Признаться, в некий момент я потерял надежду на то, что когда либо продолжу сей труд – настолько ужасны оказались обстоятельства нашего пленения. Но вот удача вернула нам свою благосклонность – ты уж извини, дружище, мне непросто выдерживать милый нам обоим шутливый тон, принятый в нашей переписке. Сколько она уже продолжается? Три, года, четыре? Этой осенью будет пять – с тех пор как я, выпустившись из военно-топографического училища предпочёл штабным зефирам ветры дальних странствий. И ни разу о сём не пожалел; переписка составила с тех пор не менее полутысячи страниц убористого текста.
Все эти годы мы, продолжая традиции нашего славного университетского кружка, избегали в этих эпистолах серьёзного тона, почитая патетику за первый признак дурновкусия. Прошу, будь снисходителен ко мне, братец – события последних недель отвратили меня от шутливости, а потому – надеюсь, ты извинишь избыточную серьёзность моих посланий.
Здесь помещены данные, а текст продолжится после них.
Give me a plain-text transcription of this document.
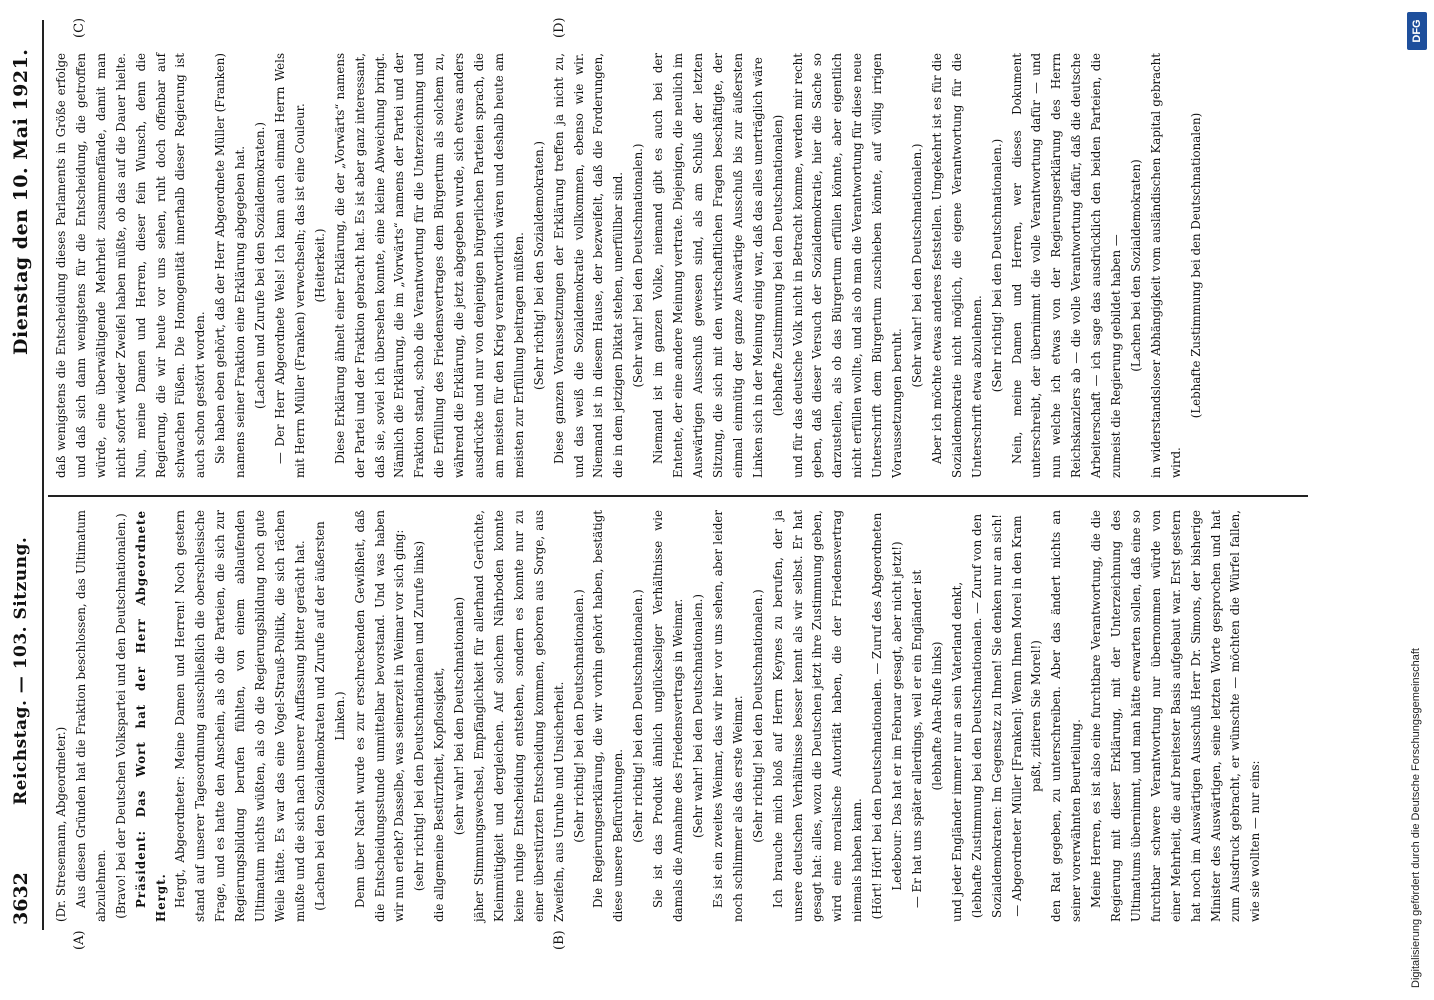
3632
Reichstag. — 103. Sitzung.
Dienstag den 10. Mai 1921.
(A)	(B)
(C)	(D)

(Dr. Stresemann, Abgeordneter.) Aus diesen Gründen hat die Fraktion beschlossen, das Ultimatum abzulehnen. (Bravo! bei der Deutschen Volkspartei und den Deutschnationalen.) Präsident: Das Wort hat der Herr Abgeordnete Hergt. Hergt, Abgeordneter: Meine Damen und Herren! Noch gestern stand auf unserer Tagesordnung ausschließlich die oberschlesische Frage, und es hatte den Anschein, als ob die Parteien, die sich zur Regierungsbildung berufen fühlten, von einem ablaufenden Ultimatum nichts wüßten, als ob die Regierungsbildung noch gute Weile hätte. Es war das eine Vogel-Strauß-Politik, die sich rächen mußte und die sich nach unserer Auffassung bitter gerächt hat. (Lachen bei den Sozialdemokraten und Zurufe auf der äußersten Linken.) Denn über Nacht wurde es zur erschreckenden Gewißheit, daß die Entscheidungsstunde unmittelbar bevorstand. Und was haben wir nun erlebt? Dasselbe, was seinerzeit in Weimar vor sich ging: (sehr richtig! bei den Deutschnationalen und Zurufe links) die allgemeine Bestürztheit, Kopflosigkeit, (sehr wahr! bei den Deutschnationalen) jäher Stimmungswechsel, Empfänglichkeit für allerhand Gerüchte, Kleinmütigkeit und dergleichen. Auf solchem Nährboden konnte keine ruhige Entscheidung entstehen, sondern es konnte nur zu einer überstürzten Entscheidung kommen, geboren aus Sorge, aus Zweifeln, aus Unruhe und Unsicherheit. (Sehr richtig! bei den Deutschnationalen.) Die Regierungserklärung, die wir vorhin gehört haben, bestätigt diese unsere Befürchtungen. (Sehr richtig! bei den Deutschnationalen.) Sie ist das Produkt ähnlich unglückseliger Verhältnisse wie damals die Annahme des Friedensvertrags in Weimar. (Sehr wahr! bei den Deutschnationalen.) Es ist ein zweites Weimar, das wir hier vor uns sehen, aber leider noch schlimmer als das erste Weimar. (Sehr richtig! bei den Deutschnationalen.) Ich brauche mich bloß auf Herrn Keynes zu berufen, der ja unsere deutschen Verhältnisse besser kennt als wir selbst. Er hat gesagt hat: alles, wozu die Deutschen jetzt ihre Zustimmung geben, wird eine moralische Autorität haben, die der Friedensvertrag niemals haben kann. (Hört! Hört! bei den Deutschnationalen. — Zuruf des Abgeordneten Ledebour: Das hat er im Februar gesagt, aber nicht jetzt!) — Er hat uns später allerdings, weil er ein Engländer ist (lebhafte Aha-Rufe links) und jeder Engländer immer nur an sein Vaterland denkt, (lebhafte Zustimmung bei den Deutschnationalen. — Zuruf von den Sozialdemokraten: Im Gegensatz zu Ihnen! Sie denken nur an sich! — Abgeordneter Müller [Franken]: Wenn Ihnen Morel in den Kram paßt, zitieren Sie Morel!) den Rat gegeben, zu unterschreiben. Aber das ändert nichts an seiner vorerwähnten Beurteilung. Meine Herren, es ist also eine furchtbare Verantwortung, die die Regierung mit dieser Erklärung, mit der Unterzeichnung des Ultimatums übernimmt, und man hätte erwarten sollen, daß eine so furchtbar schwere Verantwortung nur übernommen würde von einer Mehrheit, die auf breitester Basis aufgebaut war. Erst gestern hat noch im Auswärtigen Ausschuß Herr Dr. Simons, der bisherige Minister des Auswärtigen, seine letzten Worte gesprochen und hat zum Ausdruck gebracht, er wünschte — möchten die Würfel fallen, wie sie wollten — nur eins:

daß wenigstens die Entscheidung dieses Parlaments in Größe erfolge und daß sich dann wenigstens für die Entscheidung, die getroffen würde, eine überwältigende Mehrheit zusammenfände, damit man nicht sofort wieder Zweifel haben müßte, ob das auf die Dauer hielte. Nun, meine Damen und Herren, dieser fein Wunsch, denn die Regierung, die wir heute vor uns sehen, ruht doch offenbar auf schwachen Füßen. Die Homogenität innerhalb dieser Regierung ist auch schon gestört worden. Sie haben eben gehört, daß der Herr Abgeordnete Müller (Franken) namens seiner Fraktion eine Erklärung abgegeben hat. (Lachen und Zurufe bei den Sozialdemokraten.) — Der Herr Abgeordnete Wels! Ich kann auch einmal Herrn Wels mit Herrn Müller (Franken) verwechseln; das ist eine Couleur. (Heiterkeit.) Diese Erklärung ähnelt einer Erklärung, die der „Vorwärts“ namens der Partei und der Fraktion gebracht hat. Es ist aber ganz interessant, daß sie, soviel ich übersehen konnte, eine kleine Abweichung bringt. Nämlich die Erklärung, die im „Vorwärts“ namens der Partei und der Fraktion stand, schob die Verantwortung für die Unterzeichnung und die Erfüllung des Friedensvertrages dem Bürgertum als solchem zu, während die Erklärung, die jetzt abgegeben wurde, sich etwas anders ausdrückte und nur von denjenigen bürgerlichen Parteien sprach, die am meisten für den Krieg verantwortlich wären und deshalb heute am meisten zur Erfüllung beitragen müßten. (Sehr richtig! bei den Sozialdemokraten.) Diese ganzen Voraussetzungen der Erklärung treffen ja nicht zu, und das weiß die Sozialdemokratie vollkommen, ebenso wie wir. Niemand ist in diesem Hause, der bezweifelt, daß die Forderungen, die in dem jetzigen Diktat stehen, unerfüllbar sind. (Sehr wahr! bei den Deutschnationalen.) Niemand ist im ganzen Volke, niemand gibt es auch bei der Entente, der eine andere Meinung vertrate. Diejenigen, die neulich im Auswärtigen Ausschuß gewesen sind, als am Schluß der letzten Sitzung, die sich mit den wirtschaftlichen Fragen beschäftigte, der einmal einmütig der ganze Auswärtige Ausschuß bis zur äußersten Linken sich in der Meinung einig war, daß das alles unerträglich wäre (lebhafte Zustimmung bei den Deutschnationalen) und für das deutsche Volk nicht in Betracht komme, werden mir recht geben, daß dieser Versuch der Sozialdemokratie, hier die Sache so darzustellen, als ob das Bürgertum erfüllen könnte, aber eigentlich nicht erfüllen wollte, und als ob man die Verantwortung für diese neue Unterschrift dem Bürgertum zuschieben könnte, auf völlig irrigen Voraussetzungen beruht.

(Sehr wahr! bei den Deutschnationalen.) Aber ich möchte etwas anderes feststellen. Umgekehrt ist es für die Sozialdemokratie nicht möglich, die eigene Verantwortung für die Unterschrift etwa abzulehnen. (Sehr richtig! bei den Deutschnationalen.) Nein, meine Damen und Herren, wer dieses Dokument unterschreibt, der übernimmt die volle Verantwortung dafür — und nun welche ich etwas von der Regierungserklärung des Herrn Reichskanzlers ab — die volle Verantwortung dafür, daß die deutsche Arbeiterschaft — ich sage das ausdrücklich den beiden Parteien, die zumeist die Regierung gebildet haben — (Lachen bei den Sozialdemokraten) in widerstandsloser Abhängigkeit vom ausländischen Kapital gebracht wird.

(Lebhafte Zustimmung bei den Deutschnationalen)

Digitalisierung gefördert durch die Deutsche Forschungsgemeinschaft
DFG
Итак, плавание к западу по Конго продолжается; покинув пепелище Центральной станции, мы будто вернулись к первым дням мироздания, когда на земле буйствовала растительность, а властелинами мира были огромные деревья. Так обстояло дело здесь века, десятки, сотни веков назад – пустынная гладь реки, великое молчание, непроницаемый полог леса… Густой, тёплый воздух, навевающий сонную одурь; полосы воду, уходящие в затенённые протоки; серебристая рябь у песчаных отмелей, на которых бок о бок греются крокодилы и гиппопотамы. Расширяясь к западу, река покрывается множеством островов; порой целый день мы, как слепые щенята, тычемся в мели, тщась найти проход. О полном ходе, который можно выжать из древнего паровика и не вспоминаем – идём с промерами шестом, часто останавливаясь, а то и возвращаясь назад.